John Charles Frémont and the Course of American Empire

by Tom Chaffin

Pub Date: Nov. 1st, 2002
ISBN: 0-8090-7557-1
Publisher: Farrar, Straus and Giroux

A comprehensive, lively study of one of America’s greatest—and most controversial—explorers.

John Frémont scaled mountains, coined the geographical term “Great Basin,” and battled renegades and rebels while traversing and mapping the American West. For his troubles, he was accused at various points of lying about the places he’d been, of inventing adventures in the interest of self-promotion, and of committing various crimes, from fomenting revolt to dining on his dead companions. His political rivals, who were legion, also never failed to mention that he was the illegitimate son of a French homewrecker.
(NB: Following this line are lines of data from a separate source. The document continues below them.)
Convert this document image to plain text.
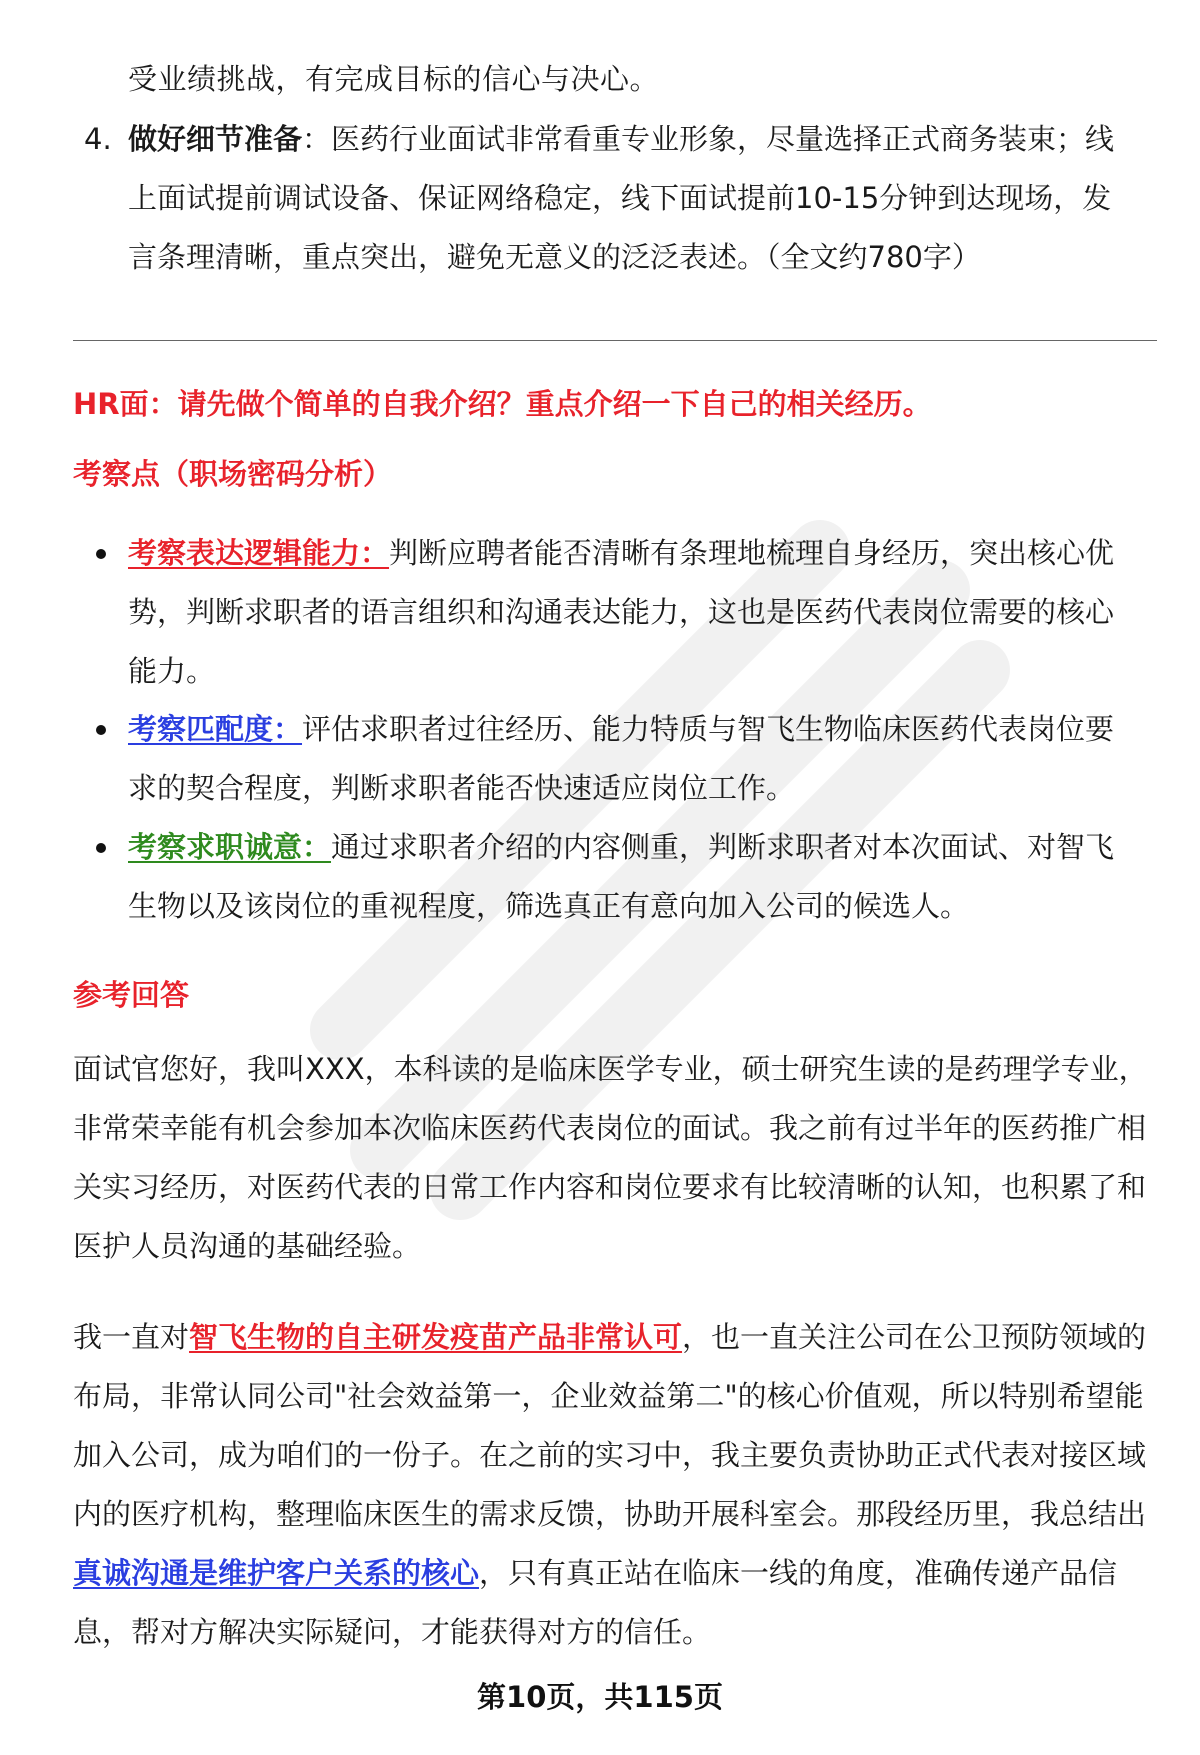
受业绩挑战，有完成目标的信心与决心。
4. 做好细节准备：医药行业面试非常看重专业形象，尽量选择正式商务装束；线上面试提前调试设备、保证网络稳定，线下面试提前10-15分钟到达现场，发言条理清晰，重点突出，避免无意义的泛泛表述。（全文约780字）
HR面：请先做个简单的自我介绍？重点介绍一下自己的相关经历。
考察点（职场密码分析）
考察表达逻辑能力：判断应聘者能否清晰有条理地梳理自身经历，突出核心优势，判断求职者的语言组织和沟通表达能力，这也是医药代表岗位需要的核心能力。
考察匹配度：评估求职者过往经历、能力特质与智飞生物临床医药代表岗位要求的契合程度，判断求职者能否快速适应岗位工作。
考察求职诚意：通过求职者介绍的内容侧重，判断求职者对本次面试、对智飞生物以及该岗位的重视程度，筛选真正有意向加入公司的候选人。
参考回答
面试官您好，我叫XXX，本科读的是临床医学专业，硕士研究生读的是药理学专业，非常荣幸能有机会参加本次临床医药代表岗位的面试。我之前有过半年的医药推广相关实习经历，对医药代表的日常工作内容和岗位要求有比较清晰的认知，也积累了和医护人员沟通的基础经验。
我一直对智飞生物的自主研发疫苗产品非常认可，也一直关注公司在公卫预防领域的布局，非常认同公司"社会效益第一，企业效益第二"的核心价值观，所以特别希望能加入公司，成为咱们的一份子。在之前的实习中，我主要负责协助正式代表对接区域内的医疗机构，整理临床医生的需求反馈，协助开展科室会。那段经历里，我总结出真诚沟通是维护客户关系的核心，只有真正站在临床一线的角度，准确传递产品信息，帮对方解决实际疑问，才能获得对方的信任。
第10页，共115页
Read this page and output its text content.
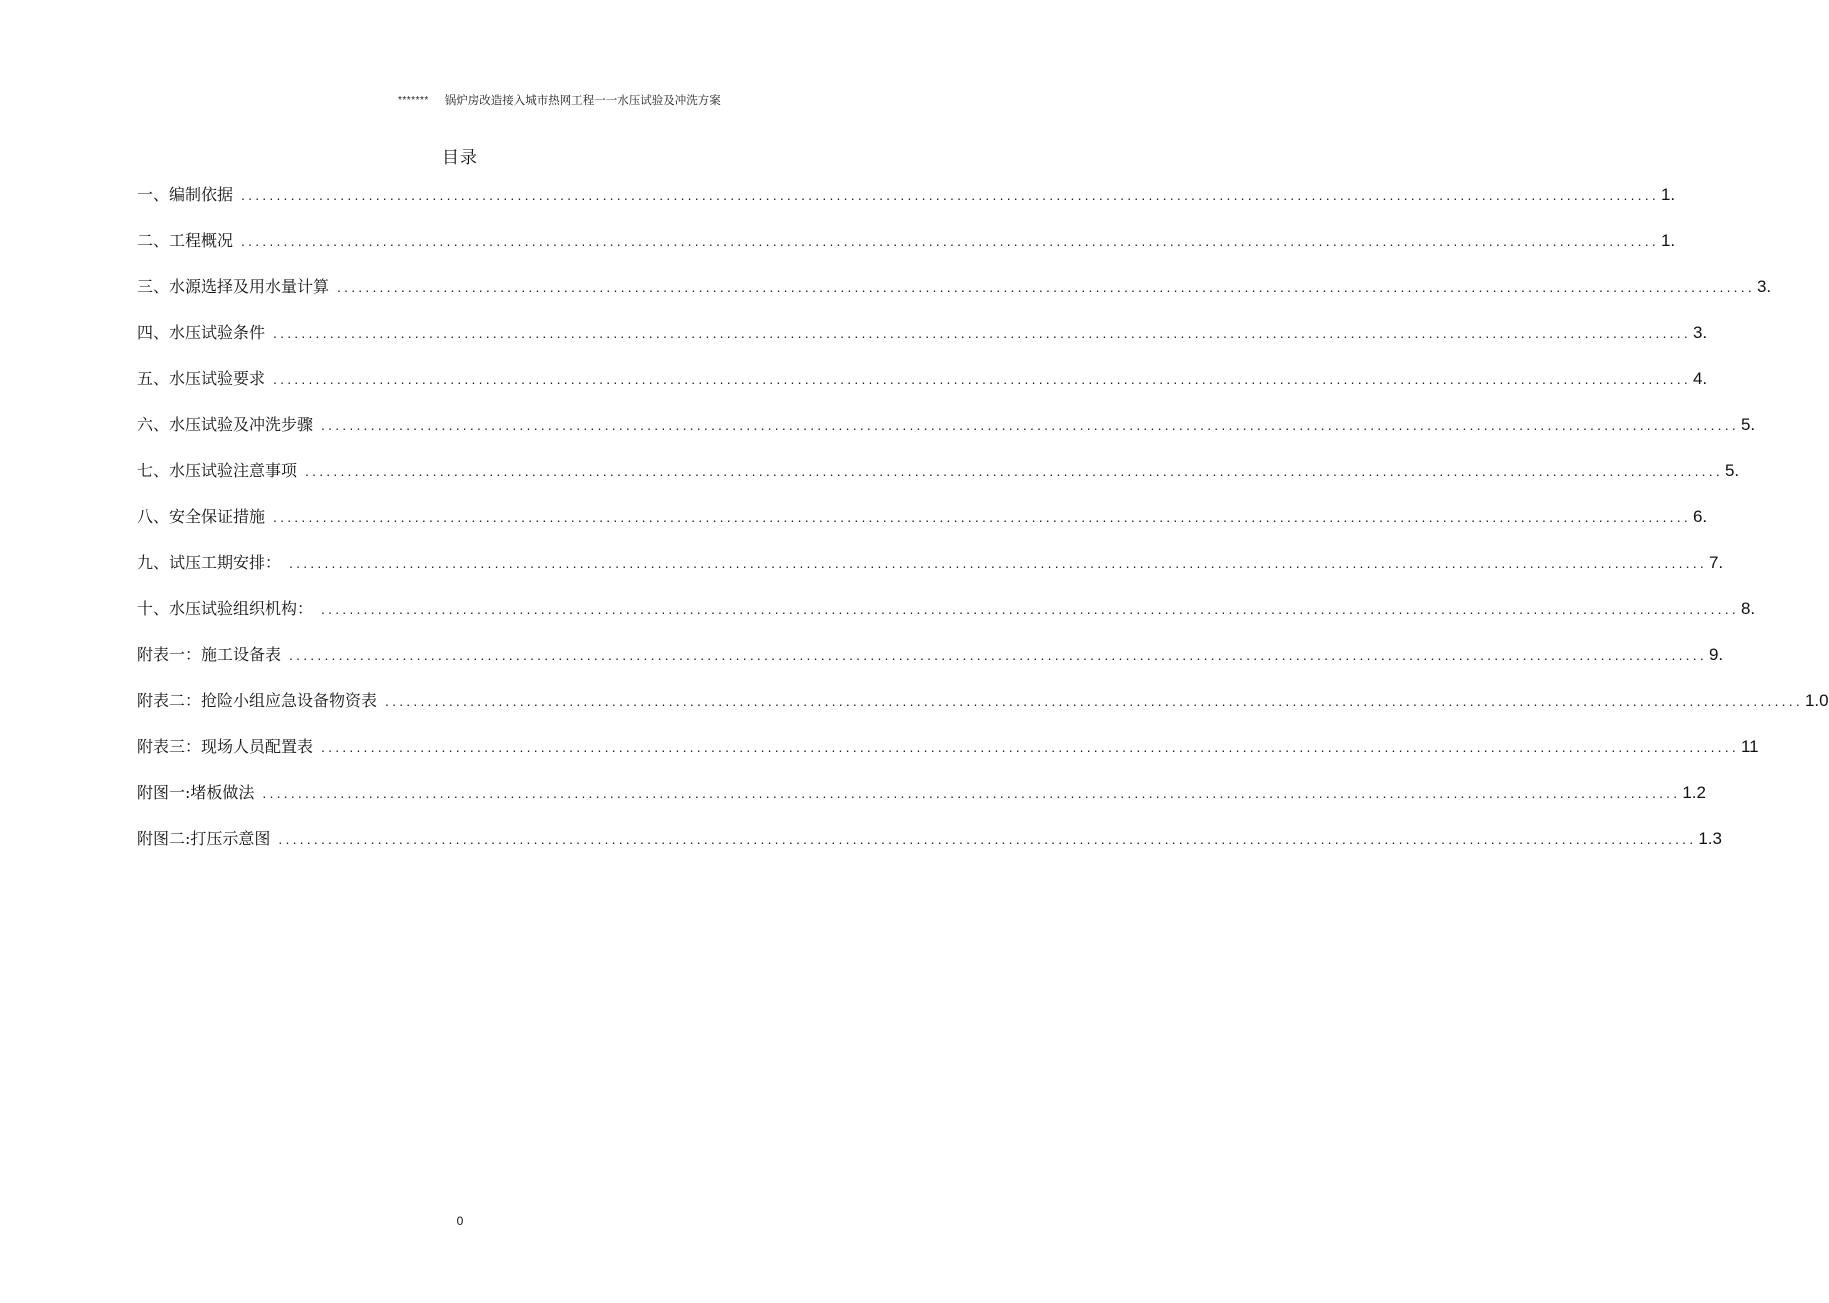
******* 锅炉房改造接入城市热网工程一一水压试验及冲洗方案
目录
一、编制依据 ........................................................................................................................................................................................................ 1.
二、工程概况 ........................................................................................................................................................................................................ 1.
三、水源选择及用水量计算 ........................................................................................................................................................................................................ 3.
四、水压试验条件 ........................................................................................................................................................................................................ 3.
五、水压试验要求 ........................................................................................................................................................................................................ 4.
六、水压试验及冲洗步骤 ........................................................................................................................................................................................................ 5.
七、水压试验注意事项 ........................................................................................................................................................................................................ 5.
八、安全保证措施 ........................................................................................................................................................................................................ 6.
九、试压工期安排： ........................................................................................................................................................................................................ 7.
十、水压试验组织机构： ........................................................................................................................................................................................................ 8.
附表一：施工设备表 ........................................................................................................................................................................................................ 9.
附表二：抢险小组应急设备物资表 ........................................................................................................................................................................................................ 1.0
附表三：现场人员配置表 ........................................................................................................................................................................................................ 11
附图一:堵板做法 ........................................................................................................................................................................................................ 1.2
附图二:打压示意图 ........................................................................................................................................................................................................ 1.3
0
Frémont himself didn’t help matters much, writes Chaffin (History/Emory Univ.): he was arrogant, to be sure, and so loose with the accounting in his role as a would-be mining and railroad magnate as to verge on fraud. He also had a profound talent for picking “formidable enemies, including General Stephen Watts Kearny, the philosopher Josiah Royce, and Frank Blair of Washington’s powerful Blair family”—to say nothing of Abraham Lincoln, who removed Frémont from Civil War command and effectively ruined his postwar career. (He also had a good eye for choosing allies, however, among them the powerful politicians Thomas Hart Benton and Joel Poinsett.) Chaffin takes pains to show what in Frémont’s record was of his own making, and what was laid at his door by enemies. He recognizes Frémont’s many accomplishments as an explorer and geographer whose work advanced the cause of American empire—not only by helping thwart the ambitions of Mexico in California and of Britain in the Northwest, but, more simply, by providing accurate charts for those who followed (“Frémont’s 1843 map [of the interior West]—eschewing anecdotes, legends, and other half-truths repeated from past maps—included only areas that he had personally seen and surveyed. Areas uncrossed by the expedition remained blank”).

Little remains blank in this thorough life, of great interest to students of Western history.